Business
Nigerian inflation falls to more than 3-year low
Nigeria’s headline inflation unexpectedly fell in July, data showed, reaching its lowest level for more than three years following an aggressive period of monetary tightening by the central bank.
Gains in consumer prices eased to 9.4 percent year-on-year from 10.2 percent in June, the National Bureau of Statistics said on Tuesday.
Food prices, the biggest contributor to the price index in Africa’s most populous nation, gained 7.9 percent compared with 9.2 percent the previous month.
The drop in inflation took many analysts by surprise. A Reuters poll last week forecast a figure of 10.7 percent.
Nigeria’s central bank has been tightening policy for months in an effort to get inflation into single digits, lifting its benchmark interest rate to 8.75 percent last month in the fourth hike this year.

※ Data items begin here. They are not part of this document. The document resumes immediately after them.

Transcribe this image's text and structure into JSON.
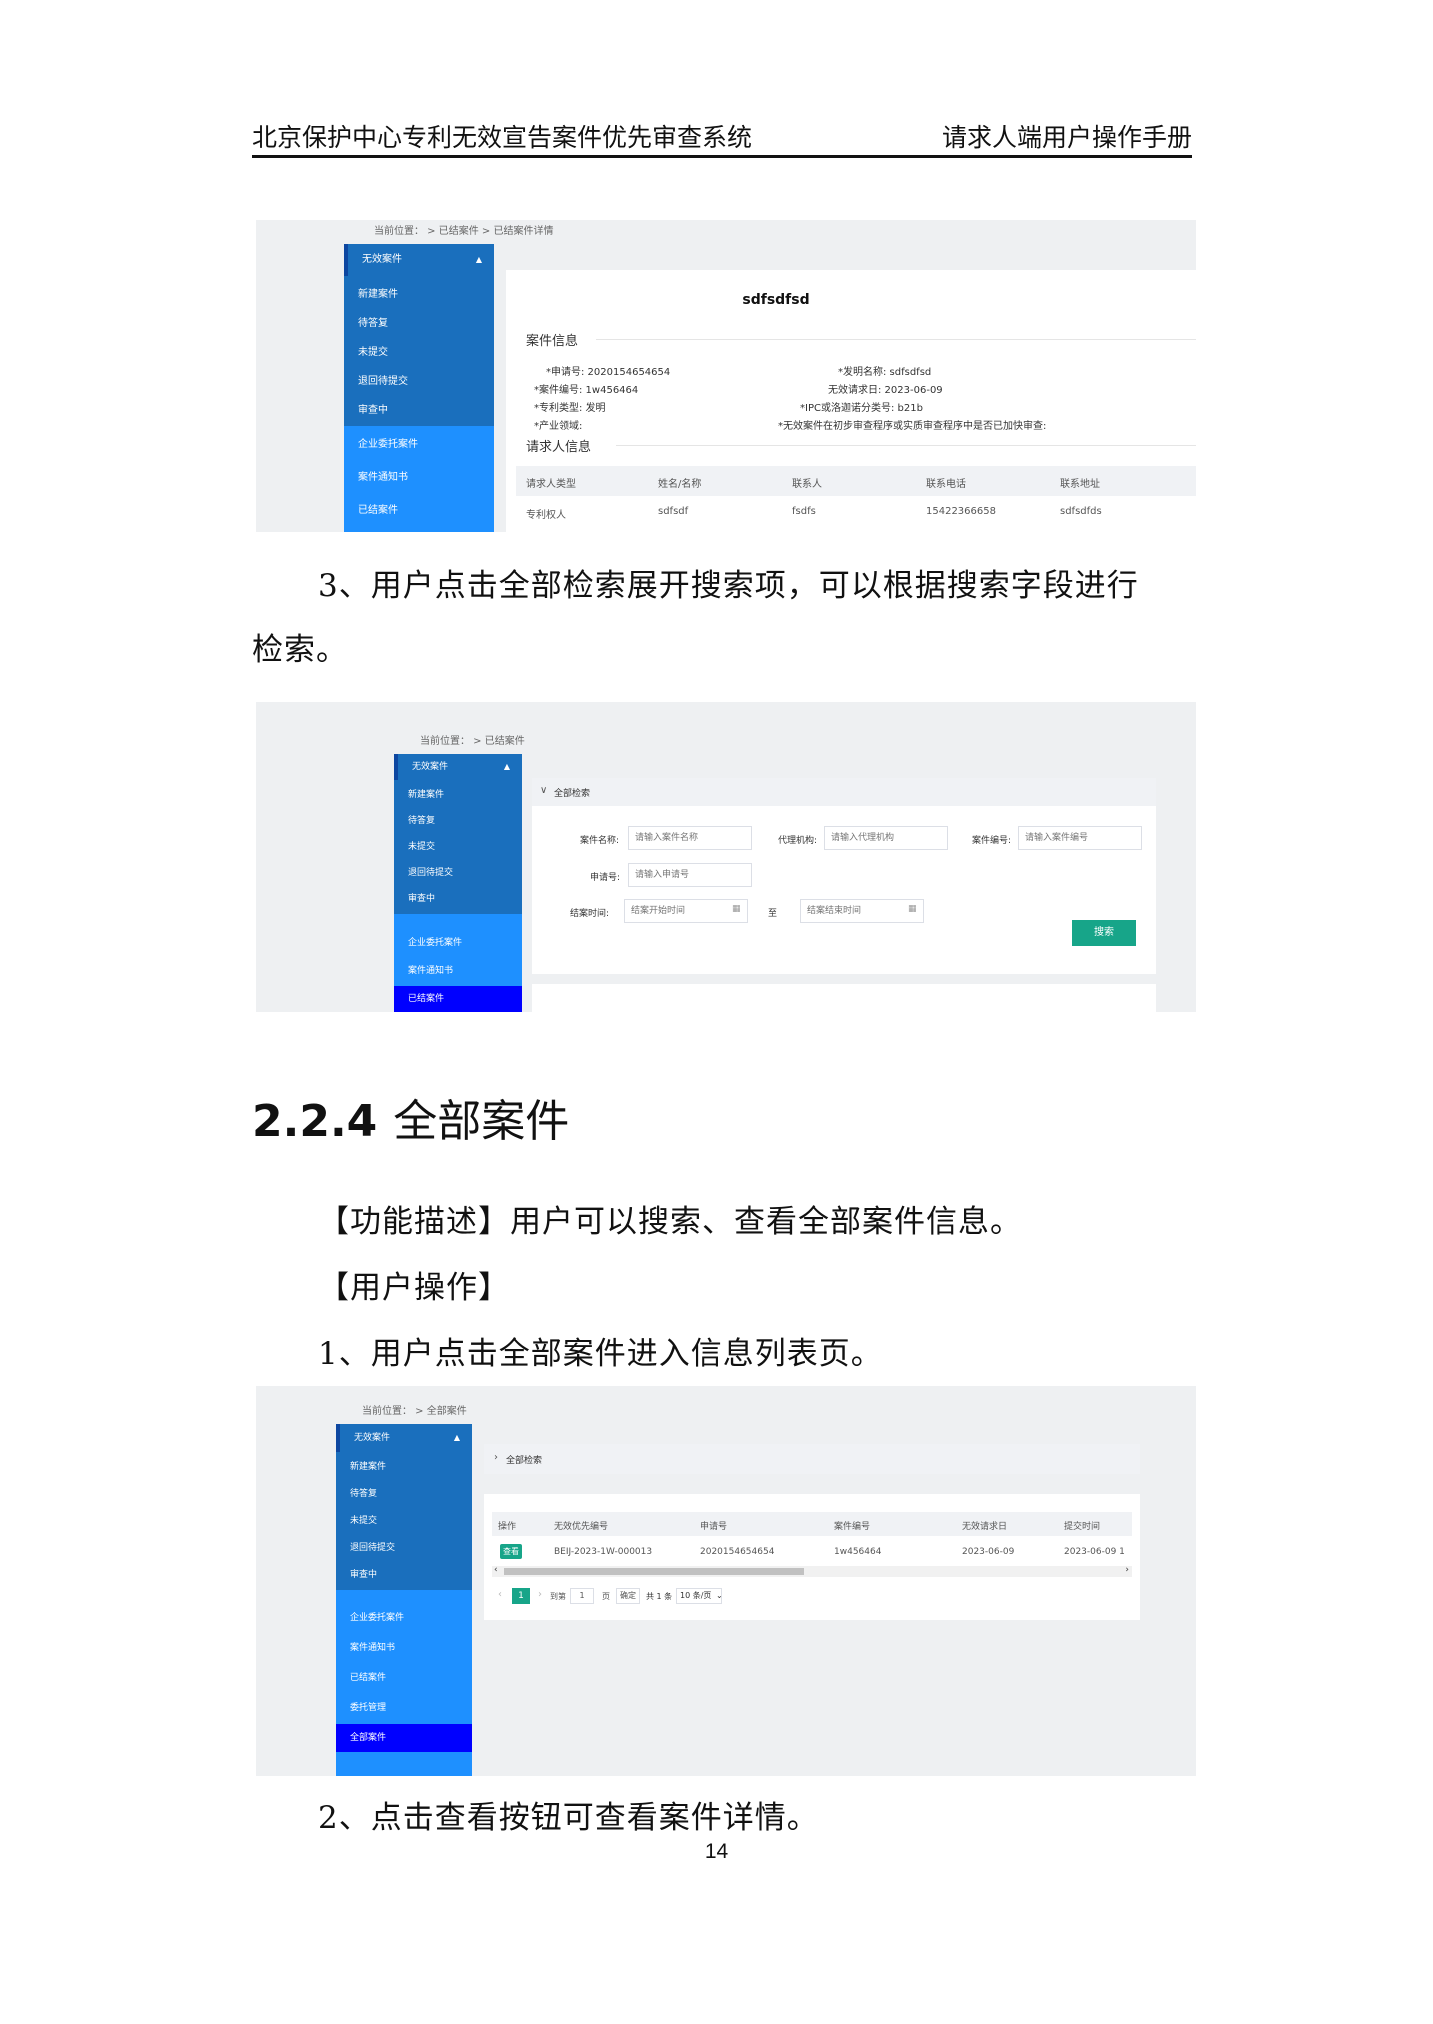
{
  "header": {
    "left": "北京保护中心专利无效宣告案件优先审查系统",
    "right": "请求人端用户操作手册"
  },
  "shot1": {
    "crumb": "当前位置：  >  已结案件  >  已结案件详情",
    "nav": {
      "head": "无效案件",
      "subs": [
        "新建案件",
        "待答复",
        "未提交",
        "退回待提交",
        "审查中"
      ],
      "items": [
        "企业委托案件",
        "案件通知书",
        "已结案件"
      ]
    },
    "case_title": "sdfsdfsd",
    "case_info_title": "案件信息",
    "fields": {
      "app_no": "*申请号: 2020154654654",
      "invention_name": "*发明名称: sdfsdfsd",
      "case_no": "*案件编号: 1w456464",
      "request_date": "无效请求日: 2023-06-09",
      "patent_type": "*专利类型: 发明",
      "ipc": "*IPC或洛迦诺分类号: b21b",
      "industry": "*产业领域:",
      "fast_track": "*无效案件在初步审查程序或实质审查程序中是否已加快审查:"
    },
    "requester_title": "请求人信息",
    "table": {
      "headers": [
        "请求人类型",
        "姓名/名称",
        "联系人",
        "联系电话",
        "联系地址"
      ],
      "row": [
        "专利权人",
        "sdfsdf",
        "fsdfs",
        "15422366658",
        "sdfsdfds"
      ]
    }
  },
  "para3": {
    "line1": "3、用户点击全部检索展开搜索项，可以根据搜索字段进行",
    "line2": "检索。"
  },
  "shot2": {
    "crumb": "当前位置：  >  已结案件",
    "nav": {
      "head": "无效案件",
      "subs": [
        "新建案件",
        "待答复",
        "未提交",
        "退回待提交",
        "审查中"
      ],
      "items": [
        "企业委托案件",
        "案件通知书",
        "已结案件"
      ]
    },
    "search_toggle": "全部检索",
    "labels": {
      "case_name": "案件名称:",
      "agency": "代理机构:",
      "case_no": "案件编号:",
      "app_no": "申请号:",
      "close_time": "结案时间:",
      "to": "至"
    },
    "placeholders": {
      "case_name": "请输入案件名称",
      "agency": "请输入代理机构",
      "case_no": "请输入案件编号",
      "app_no": "请输入申请号",
      "start": "结案开始时间",
      "end": "结案结束时间"
    },
    "search_button": "搜索"
  },
  "section": {
    "number": "2.2.4",
    "title": "全部案件"
  },
  "paras": {
    "desc": "【功能描述】用户可以搜索、查看全部案件信息。",
    "ops": "【用户操作】",
    "step1": "1、用户点击全部案件进入信息列表页。",
    "step2": "2、点击查看按钮可查看案件详情。"
  },
  "shot3": {
    "crumb": "当前位置：  >  全部案件",
    "nav": {
      "head": "无效案件",
      "subs": [
        "新建案件",
        "待答复",
        "未提交",
        "退回待提交",
        "审查中"
      ],
      "items": [
        "企业委托案件",
        "案件通知书",
        "已结案件",
        "委托管理",
        "全部案件"
      ]
    },
    "search_toggle": "全部检索",
    "table": {
      "headers": [
        "操作",
        "无效优先编号",
        "申请号",
        "案件编号",
        "无效请求日",
        "提交时间"
      ],
      "row": [
        "BEIJ-2023-1W-000013",
        "2020154654654",
        "1w456464",
        "2023-06-09",
        "2023-06-09 1"
      ],
      "view_button": "查看"
    },
    "pager": {
      "current": "1",
      "goto": "到第",
      "page_input": "1",
      "page_unit": "页",
      "confirm": "确定",
      "total": "共 1 条",
      "size": "10 条/页"
    }
  },
  "page_number": "14"
}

While the drop in inflation below its notional target will please the central bank, it will be wary of core inflation that remained at 11.5 percent.
Core inflation excludes some volatile components such as food and energy. The drop in food inflation, which is seasonal, will have contributed heavily to the fall in the headline figure.
The central bank has been balancing the need to curb inflation while promoting growth in sub-Saharan Africa’s second-largest economy and reducing high unemployment.